NoNo looked at him. She lowered the basket of rolls that she’d been about to pass to Dixon, although Dixon was still reaching for it, and, “Why, Barry,” she said softly. “I’m thankful to have you, too.”

Joey made a gagging sound, but Min Foo frowned him into silence. It was clear, from the way people started stirring in their seats and clearing their throats, that they were bracing themselves to go through with this.

Rebecca looked beseechingly at Zeb. He grinned. All very well for him; she supposed he would say he was thankful for some kind of Child Welfare Act or something. And here was Hakim, plainly intrigued by this unfamiliar American custom but putting his own stamp on it; for he rose to his feet, still jiggling Abdul, as if he were preparing to deliver a formal speech. “I personally,” he said, “am thankful for my wife, Min Foo, and for my son, Abdul. And also for my other son, Joey, and my daughter, Lateesha. In addition, I would like to take this moment to—”
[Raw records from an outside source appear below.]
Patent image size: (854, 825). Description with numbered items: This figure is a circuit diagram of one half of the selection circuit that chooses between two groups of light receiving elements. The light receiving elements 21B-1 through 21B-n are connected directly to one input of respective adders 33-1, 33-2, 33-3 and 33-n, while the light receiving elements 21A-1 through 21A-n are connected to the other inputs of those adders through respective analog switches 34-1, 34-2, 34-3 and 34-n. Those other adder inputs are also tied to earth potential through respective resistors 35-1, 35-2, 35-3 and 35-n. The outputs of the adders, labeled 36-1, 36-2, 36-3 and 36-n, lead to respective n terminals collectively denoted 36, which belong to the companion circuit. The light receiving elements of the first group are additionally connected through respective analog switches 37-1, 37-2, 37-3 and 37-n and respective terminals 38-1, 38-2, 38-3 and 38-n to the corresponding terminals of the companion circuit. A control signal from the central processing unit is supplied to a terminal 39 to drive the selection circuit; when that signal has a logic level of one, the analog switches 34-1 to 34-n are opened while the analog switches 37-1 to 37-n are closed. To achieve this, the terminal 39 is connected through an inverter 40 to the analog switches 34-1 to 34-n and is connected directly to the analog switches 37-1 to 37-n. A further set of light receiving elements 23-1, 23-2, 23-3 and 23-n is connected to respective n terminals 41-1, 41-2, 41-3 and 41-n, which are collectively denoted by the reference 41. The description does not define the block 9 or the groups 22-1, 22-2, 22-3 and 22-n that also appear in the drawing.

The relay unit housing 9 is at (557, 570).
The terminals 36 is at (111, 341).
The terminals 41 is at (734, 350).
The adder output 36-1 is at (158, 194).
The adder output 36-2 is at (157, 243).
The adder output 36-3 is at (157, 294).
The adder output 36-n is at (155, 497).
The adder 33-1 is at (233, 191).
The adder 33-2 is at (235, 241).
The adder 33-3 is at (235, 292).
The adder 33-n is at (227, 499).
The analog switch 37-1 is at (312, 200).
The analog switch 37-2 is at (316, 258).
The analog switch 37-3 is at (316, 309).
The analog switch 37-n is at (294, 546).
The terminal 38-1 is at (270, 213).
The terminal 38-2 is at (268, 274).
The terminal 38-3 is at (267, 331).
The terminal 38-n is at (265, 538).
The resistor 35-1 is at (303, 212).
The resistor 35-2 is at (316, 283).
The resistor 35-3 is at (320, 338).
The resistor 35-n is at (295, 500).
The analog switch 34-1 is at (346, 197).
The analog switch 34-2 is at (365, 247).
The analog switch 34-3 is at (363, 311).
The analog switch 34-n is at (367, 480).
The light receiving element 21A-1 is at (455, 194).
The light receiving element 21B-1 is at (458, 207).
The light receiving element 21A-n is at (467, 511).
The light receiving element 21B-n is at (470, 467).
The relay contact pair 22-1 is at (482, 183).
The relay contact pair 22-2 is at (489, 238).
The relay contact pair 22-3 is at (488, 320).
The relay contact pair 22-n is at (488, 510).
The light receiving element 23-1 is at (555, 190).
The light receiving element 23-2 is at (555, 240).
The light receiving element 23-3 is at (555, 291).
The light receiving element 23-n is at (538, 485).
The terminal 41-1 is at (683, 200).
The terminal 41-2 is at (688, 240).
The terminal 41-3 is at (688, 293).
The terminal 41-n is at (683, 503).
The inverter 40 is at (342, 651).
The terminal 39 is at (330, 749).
“Enough!” Min Foo said. She was laughing. “Time’s up, Hakim!”

Which, for some reason, set the baby off. He let out a sudden wail, and although he might have settled down again, Rebecca recognized an opportunity when it came along. She stood up and reached for him. “I’ll take him,” she said. And the instant she had him, she made away with him, out of the dining room completely.

Out of the dining room and through the parlors, toward the stairs. But in the foyer, she paused. She hoisted the baby higher on her shoulder and opened the front door. It wasn’t raining anymore, although a thick mist still hung like veils. The air was soft and mild, a kind of non-temperature against her skin. She stepped outside and shut the door behind her.
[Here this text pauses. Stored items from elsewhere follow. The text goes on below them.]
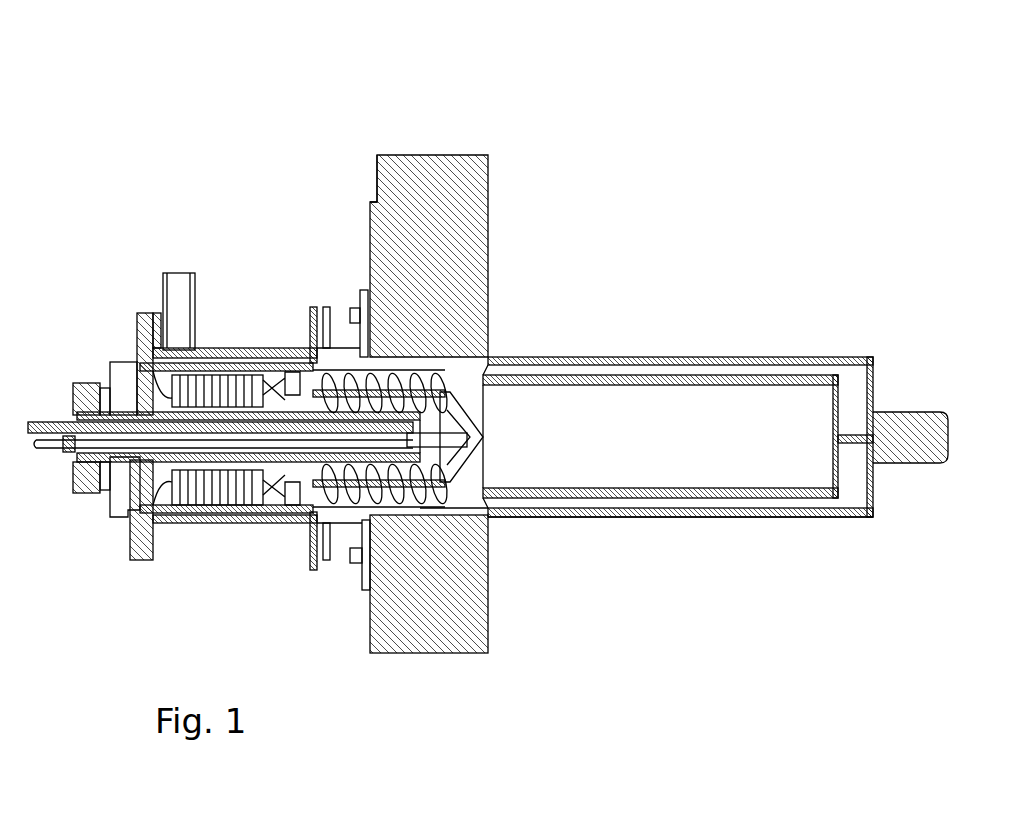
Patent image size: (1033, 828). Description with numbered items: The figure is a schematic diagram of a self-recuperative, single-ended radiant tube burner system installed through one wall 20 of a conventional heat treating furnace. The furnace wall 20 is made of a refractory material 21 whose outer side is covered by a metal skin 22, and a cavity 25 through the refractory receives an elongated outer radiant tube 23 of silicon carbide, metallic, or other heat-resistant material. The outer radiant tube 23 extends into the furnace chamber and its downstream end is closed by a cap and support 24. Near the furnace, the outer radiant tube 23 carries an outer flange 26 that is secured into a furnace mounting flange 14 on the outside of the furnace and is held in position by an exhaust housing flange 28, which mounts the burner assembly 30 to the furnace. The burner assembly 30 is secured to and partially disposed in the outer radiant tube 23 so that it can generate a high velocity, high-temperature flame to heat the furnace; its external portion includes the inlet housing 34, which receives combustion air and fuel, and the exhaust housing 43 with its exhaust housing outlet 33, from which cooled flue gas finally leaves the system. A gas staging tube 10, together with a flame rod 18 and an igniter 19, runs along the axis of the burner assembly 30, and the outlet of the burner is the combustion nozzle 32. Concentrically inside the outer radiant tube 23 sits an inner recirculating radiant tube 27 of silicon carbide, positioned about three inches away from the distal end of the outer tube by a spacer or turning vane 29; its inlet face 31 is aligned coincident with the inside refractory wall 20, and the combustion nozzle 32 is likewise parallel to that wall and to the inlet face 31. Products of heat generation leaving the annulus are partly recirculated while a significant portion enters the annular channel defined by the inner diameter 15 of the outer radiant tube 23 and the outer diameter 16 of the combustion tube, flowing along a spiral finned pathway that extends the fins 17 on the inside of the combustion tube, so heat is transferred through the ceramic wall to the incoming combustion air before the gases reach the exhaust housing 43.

The gas staging tube 10 is at (462, 417).
The furnace mounting flange 14 is at (347, 568).
The inner diameter of the outer radiant tube 15 is at (440, 533).
The outer diameter of the combustion tube 16 is at (413, 493).
The fins 17 is at (431, 489).
The flame rod 18 is at (48, 456).
The igniter 19 is at (47, 419).
The furnace wall 20 is at (491, 214).
The refractory material 21 is at (437, 215).
The metal skin 22 is at (368, 202).
The outer radiant tube 23 is at (845, 356).
The outer radiant tube cap 24 is at (877, 394).
The cavity 25 is at (494, 527).
The outer flange 26 is at (315, 570).
The inner radiant tube 27 is at (655, 374).
The exhaust housing flange 28 is at (308, 305).
The spacer 29 is at (838, 501).
The burner assembly 30 is at (150, 563).
The inlet face 31 is at (493, 368).
The combustion nozzle 32 is at (466, 486).
The exhaust housing outlet 33 is at (178, 271).
The inlet housing 34 is at (78, 382).
The exhaust housing 43 is at (228, 346).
The baby, who had been uttering chirps of protest, abruptly stopped and raised his head from her shoulder to look around.
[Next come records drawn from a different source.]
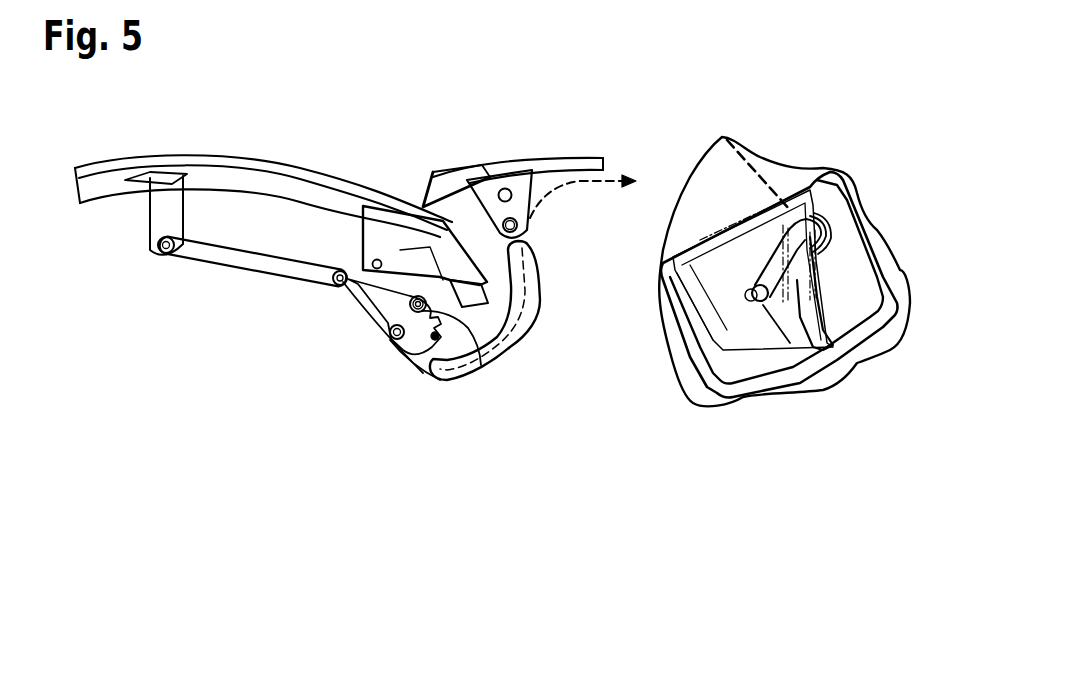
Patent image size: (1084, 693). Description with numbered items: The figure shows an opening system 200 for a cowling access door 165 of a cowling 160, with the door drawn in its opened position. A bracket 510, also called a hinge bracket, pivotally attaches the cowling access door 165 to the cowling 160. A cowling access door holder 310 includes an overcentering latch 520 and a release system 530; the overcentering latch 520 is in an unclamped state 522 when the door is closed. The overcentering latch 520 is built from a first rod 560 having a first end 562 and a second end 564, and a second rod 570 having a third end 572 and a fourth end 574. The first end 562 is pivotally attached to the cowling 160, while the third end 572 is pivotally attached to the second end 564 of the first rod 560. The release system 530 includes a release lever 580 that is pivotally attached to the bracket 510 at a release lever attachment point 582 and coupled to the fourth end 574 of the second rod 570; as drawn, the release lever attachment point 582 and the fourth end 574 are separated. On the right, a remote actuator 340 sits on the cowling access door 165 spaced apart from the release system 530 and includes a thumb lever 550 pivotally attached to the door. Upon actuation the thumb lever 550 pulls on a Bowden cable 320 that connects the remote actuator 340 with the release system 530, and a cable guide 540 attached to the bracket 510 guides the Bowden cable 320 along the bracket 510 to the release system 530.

The cowling 160 is at (269, 166).
The cowling access door 165 is at (560, 162).
The opening system 200 is at (438, 98).
The cowling access door holder 310 is at (250, 408).
The Bowden cable 320 is at (548, 192).
The remote actuator 340 is at (773, 415).
The bracket 510 is at (427, 368).
The overcentering latch 520 is at (205, 290).
The unclamped state 522 is at (298, 306).
The release system 530 is at (495, 395).
The cable guide 540 is at (541, 307).
The thumb lever 550 is at (802, 318).
The first rod 560 is at (242, 262).
The first end 562 is at (160, 258).
The second end 564 is at (343, 266).
The second rod 570 is at (388, 333).
The third end 572 is at (330, 286).
The fourth end 574 is at (440, 316).
The release lever 580 is at (431, 334).
The release lever attachment point 582 is at (387, 338).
She walked down the front walk and turned right, passing the meditation center and the blue-gable house. The mist was so dense that the baby started making small gulping sounds, as if he thought he was underwater. She figured he must be warm enough, though, because he was swaddled in a receiving blanket. His little body felt compact and solid, much heavier than the last time she had carried him, and he held himself in a more organized, more collected sort of way.